A Herald and Globe story about our senator before he became a media darling:
Scott Brown banks thousands in per-diems
Boston Herald By Jessica Van Sack
Tuesday, January 5, 2010 – Updated 3 years ago
Republican U.S. Senate candidate Scott Brown – who called for a federal wage freeze yesterday – has cashed in on more than 130 taxpayer-funded daily travel allowances to the State House this year, a Herald review shows.
Brown ranks ninth among state senators who took so-called “per diems” last year, the review shows, even as he raked in some $80,000 from his private law practice and also pocketed an extra $15,000 in a taxpayer-funded stipend as an assistant minority whip.
The politics of free rides
Boston Globe B.1 Metro
May 17, 2009
You have to wonder how our lawmakers can look at themselves in the mirror sometimes.

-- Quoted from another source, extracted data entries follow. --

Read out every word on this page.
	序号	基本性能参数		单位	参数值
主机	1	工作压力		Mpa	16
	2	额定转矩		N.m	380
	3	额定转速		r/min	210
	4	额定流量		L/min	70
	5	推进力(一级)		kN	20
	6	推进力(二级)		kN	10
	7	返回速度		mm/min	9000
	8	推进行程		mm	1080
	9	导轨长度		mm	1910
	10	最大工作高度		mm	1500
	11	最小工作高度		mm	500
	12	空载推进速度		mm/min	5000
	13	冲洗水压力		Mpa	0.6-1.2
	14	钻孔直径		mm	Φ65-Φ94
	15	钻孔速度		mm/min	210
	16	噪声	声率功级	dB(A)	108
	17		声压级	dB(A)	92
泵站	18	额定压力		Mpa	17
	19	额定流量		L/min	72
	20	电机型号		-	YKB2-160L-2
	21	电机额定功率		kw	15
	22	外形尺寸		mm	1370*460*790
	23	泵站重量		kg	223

Lately, some of them have been positively apoplectic about a state program to give welfare recipients donated cars so they can get to paying jobs. The program includes insurance and AAA membership for one year, and has cost the state $6,000 for each of the 180 people with transportation problems who have qualified. Outrageous, legislators shrieked. Imagine giving welfare recipients a free ride – literally – especially in these difficult times.
So on Friday, senators filed two budget amendments to nix the $400,000 free car program. The House is considering following suit.
Here’s where we get to the mirror part. You see, legislators have their own free ride program. It’s called a per diem, and it’s a scam. And that particular welfare giveaway isn’t going anywhere.
How it works: In addition to their salaries, our lawmakers get paid for traveling to work. The farther they drive to get to the State House, the more we give them. Boston legislators get 10 bucks a day. The ones who live in Western Mass. get $90 a day. Not every legislator takes them, but last year, those who did racked up a whopping $534,400 in per diems, according to documents from the Treasurer’s office. This year they have claimed $151,000.
Naturally, the men most outraged about the car giveaways have been lining up for their own windfalls.
Let’s take Scott Brown, for example. First among huffers and puffers, the Republican senator authored one of the amendments to abolish the program. Yet Brown collected $3,926 in per diems in 2008 – in addition to his $76,400 salary. And he’s on track to take almost as much this year: As of May 1, he had claimed $1,378 for making the journey to Beacon Hill from Wrentham.